Wright first noticed McAvoy in 2001 while he was appearing in a small London play and, as he told Edge Media, “ever since then, I've been watching his work." McAvoy gained an international reputation with such memorable parts as the goat-man Mr. Tumnus in The Chronicles of Narnia: The Lion, the Witch and the Wardrobe and as the idealistic doctor in The Last King of Scotland.
With Atonement, Wright finally had the perfect role to offer McAvoy. He wanted him to play Robbie Turner, the charismatic son of a servant whose life and romance with the daughter of the manor, Cecila (Keira Knightley), are turned upside down by a malicious lie. At first McAvoy found the character impossible to get inside. “His angelic kind of character was something I didn’t identify with because I’m not an angel,” McAvoy explained.

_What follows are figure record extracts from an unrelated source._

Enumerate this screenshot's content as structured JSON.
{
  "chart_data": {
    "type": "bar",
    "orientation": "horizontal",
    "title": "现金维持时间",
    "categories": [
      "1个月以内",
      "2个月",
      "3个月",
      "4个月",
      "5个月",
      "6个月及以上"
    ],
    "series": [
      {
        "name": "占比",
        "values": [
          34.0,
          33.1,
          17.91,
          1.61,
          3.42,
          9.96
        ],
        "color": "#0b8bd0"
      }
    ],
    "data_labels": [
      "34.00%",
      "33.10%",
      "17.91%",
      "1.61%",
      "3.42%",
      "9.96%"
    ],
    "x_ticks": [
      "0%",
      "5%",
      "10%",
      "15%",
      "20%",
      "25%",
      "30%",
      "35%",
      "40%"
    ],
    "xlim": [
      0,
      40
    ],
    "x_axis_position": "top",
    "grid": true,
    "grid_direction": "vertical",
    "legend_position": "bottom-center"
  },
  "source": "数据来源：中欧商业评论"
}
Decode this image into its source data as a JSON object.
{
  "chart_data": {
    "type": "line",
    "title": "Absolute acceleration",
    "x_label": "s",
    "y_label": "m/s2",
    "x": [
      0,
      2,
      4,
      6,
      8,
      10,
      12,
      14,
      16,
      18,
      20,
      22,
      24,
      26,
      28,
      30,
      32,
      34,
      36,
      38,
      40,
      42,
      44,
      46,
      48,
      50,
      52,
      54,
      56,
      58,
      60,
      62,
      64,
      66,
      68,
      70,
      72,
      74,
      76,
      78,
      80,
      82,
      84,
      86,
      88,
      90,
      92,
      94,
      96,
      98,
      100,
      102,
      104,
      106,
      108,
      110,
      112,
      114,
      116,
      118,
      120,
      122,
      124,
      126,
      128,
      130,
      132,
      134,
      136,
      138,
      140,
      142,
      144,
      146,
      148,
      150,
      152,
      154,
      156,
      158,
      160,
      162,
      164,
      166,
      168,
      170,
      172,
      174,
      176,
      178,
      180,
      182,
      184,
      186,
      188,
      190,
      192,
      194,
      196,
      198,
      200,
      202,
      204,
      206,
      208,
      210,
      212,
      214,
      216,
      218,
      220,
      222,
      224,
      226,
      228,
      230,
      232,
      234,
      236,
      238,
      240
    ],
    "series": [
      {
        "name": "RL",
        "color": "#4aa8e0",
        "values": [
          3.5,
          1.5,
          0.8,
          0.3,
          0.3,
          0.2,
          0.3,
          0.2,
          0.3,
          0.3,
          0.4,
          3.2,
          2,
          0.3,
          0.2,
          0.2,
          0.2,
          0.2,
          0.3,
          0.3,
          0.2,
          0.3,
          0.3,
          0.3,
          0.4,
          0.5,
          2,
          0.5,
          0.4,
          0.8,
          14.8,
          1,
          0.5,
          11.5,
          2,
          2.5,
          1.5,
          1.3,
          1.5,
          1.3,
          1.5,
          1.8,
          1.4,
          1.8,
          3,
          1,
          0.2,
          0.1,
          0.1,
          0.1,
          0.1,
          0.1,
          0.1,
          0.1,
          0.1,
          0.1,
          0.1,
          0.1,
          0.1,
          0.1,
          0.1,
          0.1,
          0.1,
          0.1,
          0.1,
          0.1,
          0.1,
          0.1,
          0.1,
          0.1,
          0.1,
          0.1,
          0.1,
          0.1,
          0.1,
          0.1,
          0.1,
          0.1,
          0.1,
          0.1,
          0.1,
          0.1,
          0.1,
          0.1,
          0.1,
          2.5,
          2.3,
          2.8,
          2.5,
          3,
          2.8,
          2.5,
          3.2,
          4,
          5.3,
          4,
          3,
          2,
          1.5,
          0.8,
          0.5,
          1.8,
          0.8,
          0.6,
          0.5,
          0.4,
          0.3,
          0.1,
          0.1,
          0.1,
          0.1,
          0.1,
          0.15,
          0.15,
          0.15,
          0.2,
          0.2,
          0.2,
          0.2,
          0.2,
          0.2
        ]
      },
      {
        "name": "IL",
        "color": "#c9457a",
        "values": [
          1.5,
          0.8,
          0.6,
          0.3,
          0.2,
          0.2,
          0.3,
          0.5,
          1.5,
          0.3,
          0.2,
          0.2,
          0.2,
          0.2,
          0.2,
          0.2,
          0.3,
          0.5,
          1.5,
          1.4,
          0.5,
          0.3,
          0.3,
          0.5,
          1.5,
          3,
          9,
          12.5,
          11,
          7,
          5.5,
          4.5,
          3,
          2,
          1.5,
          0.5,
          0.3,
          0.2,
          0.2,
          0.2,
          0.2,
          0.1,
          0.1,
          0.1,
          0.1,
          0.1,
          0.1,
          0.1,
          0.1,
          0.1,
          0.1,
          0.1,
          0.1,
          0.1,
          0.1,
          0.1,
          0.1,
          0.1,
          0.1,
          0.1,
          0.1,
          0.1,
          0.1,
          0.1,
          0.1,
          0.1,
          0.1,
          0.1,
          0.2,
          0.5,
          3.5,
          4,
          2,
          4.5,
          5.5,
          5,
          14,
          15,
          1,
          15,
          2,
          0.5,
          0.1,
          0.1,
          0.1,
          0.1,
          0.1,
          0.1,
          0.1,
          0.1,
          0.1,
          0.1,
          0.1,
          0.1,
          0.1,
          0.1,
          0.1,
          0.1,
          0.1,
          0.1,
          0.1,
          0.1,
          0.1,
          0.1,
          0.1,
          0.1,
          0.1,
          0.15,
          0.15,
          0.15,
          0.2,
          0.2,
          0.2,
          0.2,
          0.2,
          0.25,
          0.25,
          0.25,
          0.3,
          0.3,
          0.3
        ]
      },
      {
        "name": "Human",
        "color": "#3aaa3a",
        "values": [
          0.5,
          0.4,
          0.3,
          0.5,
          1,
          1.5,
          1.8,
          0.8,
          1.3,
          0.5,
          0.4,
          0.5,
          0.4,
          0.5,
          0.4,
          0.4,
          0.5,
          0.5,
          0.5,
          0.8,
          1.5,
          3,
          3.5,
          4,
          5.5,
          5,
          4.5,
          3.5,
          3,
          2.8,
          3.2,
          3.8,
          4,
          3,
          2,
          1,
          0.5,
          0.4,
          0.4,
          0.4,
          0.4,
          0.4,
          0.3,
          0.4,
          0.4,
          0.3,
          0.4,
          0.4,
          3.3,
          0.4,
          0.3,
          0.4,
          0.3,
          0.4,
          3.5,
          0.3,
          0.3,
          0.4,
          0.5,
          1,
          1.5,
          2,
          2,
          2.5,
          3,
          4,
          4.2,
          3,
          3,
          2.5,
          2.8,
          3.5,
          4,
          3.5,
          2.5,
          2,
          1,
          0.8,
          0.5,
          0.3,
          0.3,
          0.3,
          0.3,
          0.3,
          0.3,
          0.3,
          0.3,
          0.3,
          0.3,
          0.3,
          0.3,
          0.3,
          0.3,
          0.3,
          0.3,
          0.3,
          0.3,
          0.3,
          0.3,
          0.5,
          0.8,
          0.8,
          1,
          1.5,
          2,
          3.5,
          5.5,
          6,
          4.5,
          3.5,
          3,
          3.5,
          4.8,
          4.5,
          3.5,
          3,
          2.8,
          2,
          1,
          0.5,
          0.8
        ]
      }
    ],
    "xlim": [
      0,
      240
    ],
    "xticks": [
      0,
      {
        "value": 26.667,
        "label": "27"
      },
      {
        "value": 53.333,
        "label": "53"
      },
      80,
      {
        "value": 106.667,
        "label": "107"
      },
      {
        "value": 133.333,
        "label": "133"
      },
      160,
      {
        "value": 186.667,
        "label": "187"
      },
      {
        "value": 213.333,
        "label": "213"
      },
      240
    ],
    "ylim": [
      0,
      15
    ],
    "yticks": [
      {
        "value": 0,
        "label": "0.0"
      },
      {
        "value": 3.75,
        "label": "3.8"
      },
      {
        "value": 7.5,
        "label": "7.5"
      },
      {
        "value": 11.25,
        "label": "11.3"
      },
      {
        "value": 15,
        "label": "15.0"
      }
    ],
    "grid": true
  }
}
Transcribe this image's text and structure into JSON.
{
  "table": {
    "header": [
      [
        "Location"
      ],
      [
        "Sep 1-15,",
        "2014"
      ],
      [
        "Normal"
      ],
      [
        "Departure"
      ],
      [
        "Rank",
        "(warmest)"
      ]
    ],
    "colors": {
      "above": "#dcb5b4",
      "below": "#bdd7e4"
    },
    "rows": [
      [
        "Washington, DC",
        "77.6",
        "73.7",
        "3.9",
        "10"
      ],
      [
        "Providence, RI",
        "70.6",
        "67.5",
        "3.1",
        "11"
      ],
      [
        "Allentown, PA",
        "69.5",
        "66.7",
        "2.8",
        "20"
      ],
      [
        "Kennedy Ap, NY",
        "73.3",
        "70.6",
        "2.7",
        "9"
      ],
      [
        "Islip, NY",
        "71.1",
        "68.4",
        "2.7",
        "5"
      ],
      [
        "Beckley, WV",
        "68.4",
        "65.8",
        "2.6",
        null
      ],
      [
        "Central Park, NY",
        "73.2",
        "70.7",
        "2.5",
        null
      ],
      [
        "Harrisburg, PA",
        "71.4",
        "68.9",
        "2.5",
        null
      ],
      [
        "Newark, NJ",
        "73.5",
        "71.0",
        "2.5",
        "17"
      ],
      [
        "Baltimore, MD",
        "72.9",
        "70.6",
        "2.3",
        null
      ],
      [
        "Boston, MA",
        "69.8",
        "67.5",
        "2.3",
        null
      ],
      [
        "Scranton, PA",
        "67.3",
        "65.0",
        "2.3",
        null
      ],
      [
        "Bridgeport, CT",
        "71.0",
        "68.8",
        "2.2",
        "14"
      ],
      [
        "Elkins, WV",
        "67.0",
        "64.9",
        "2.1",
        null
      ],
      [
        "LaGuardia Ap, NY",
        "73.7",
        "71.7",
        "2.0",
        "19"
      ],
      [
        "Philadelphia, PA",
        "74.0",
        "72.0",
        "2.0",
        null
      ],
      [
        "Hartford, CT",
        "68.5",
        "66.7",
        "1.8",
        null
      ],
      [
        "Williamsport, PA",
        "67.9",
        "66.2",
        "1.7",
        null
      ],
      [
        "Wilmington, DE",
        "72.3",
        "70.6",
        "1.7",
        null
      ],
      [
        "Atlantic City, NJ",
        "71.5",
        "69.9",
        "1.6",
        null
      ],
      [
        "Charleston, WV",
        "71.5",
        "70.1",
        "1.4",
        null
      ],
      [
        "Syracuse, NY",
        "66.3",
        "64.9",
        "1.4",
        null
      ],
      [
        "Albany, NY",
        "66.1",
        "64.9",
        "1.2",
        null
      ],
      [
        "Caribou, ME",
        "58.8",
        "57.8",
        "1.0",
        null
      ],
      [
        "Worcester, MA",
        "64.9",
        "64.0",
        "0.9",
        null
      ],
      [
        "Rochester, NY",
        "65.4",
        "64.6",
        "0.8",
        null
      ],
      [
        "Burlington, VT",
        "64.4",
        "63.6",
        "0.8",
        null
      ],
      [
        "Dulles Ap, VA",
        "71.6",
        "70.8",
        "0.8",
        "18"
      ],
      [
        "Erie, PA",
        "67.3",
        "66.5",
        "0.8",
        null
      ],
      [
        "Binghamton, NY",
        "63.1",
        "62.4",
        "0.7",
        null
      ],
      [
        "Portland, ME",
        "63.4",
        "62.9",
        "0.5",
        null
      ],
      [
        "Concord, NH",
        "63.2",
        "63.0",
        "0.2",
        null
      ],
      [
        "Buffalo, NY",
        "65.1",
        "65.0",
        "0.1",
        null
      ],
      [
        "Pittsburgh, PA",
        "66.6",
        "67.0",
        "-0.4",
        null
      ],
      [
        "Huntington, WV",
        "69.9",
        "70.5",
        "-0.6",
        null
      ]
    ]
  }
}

In crafting his acclaimed performance, McAvoy found a way to turn Robbie’s innocence into a mirror on the tragedy of World War II. In the film’s legendary tracking shot of the evacuation of Allied forces at Dunkirk beach, Empire’s Helen O'hara notes that “Wright keeps turning back to McAvoy’s face, as the best young British actor of our times reflects the weary horror of the day before the ships arrive.”
Get Atonement now at Amazon.
"A hurricane in a storm."
In David Leitch’s upcoming spy thriller Atomic Blonde, McAvoy stars as David Percival, the MI6 station chief who may have spent too long fighting the Cold War in Berlin. When he partners with Lorraine Broughton (Charlize Theron), a spy dispatched to investigate the death of an undercover agent, their uneasy alliance makes for high-energy drama.
It’s another bravura performance that demonstrates McAvoy’s talent for exploring wild, dark characters. In Filth playing a rogue cop, “McAvoy’s go-for-broke performance is its own hurricane within the storm” notes Variety.
McAvoy takes on the 24 personalities of man with severe dissociative identity disorder in M. Night Shyamalan’s horror thriller Split. As Rolling Stone’s Peter Travers explains, “McAvoy, playing these characters for real, with everything he's got, as if they meant something. Thanks to him, they do.”
It’s a comment that applies to every film McAvoy has ever done, including Atomic Blonde, which opens July 28. As the punked-out, Jack Daniels-swigging agent who in MI6-speak has “gone feral,” McAvoy plays the role for all its worth.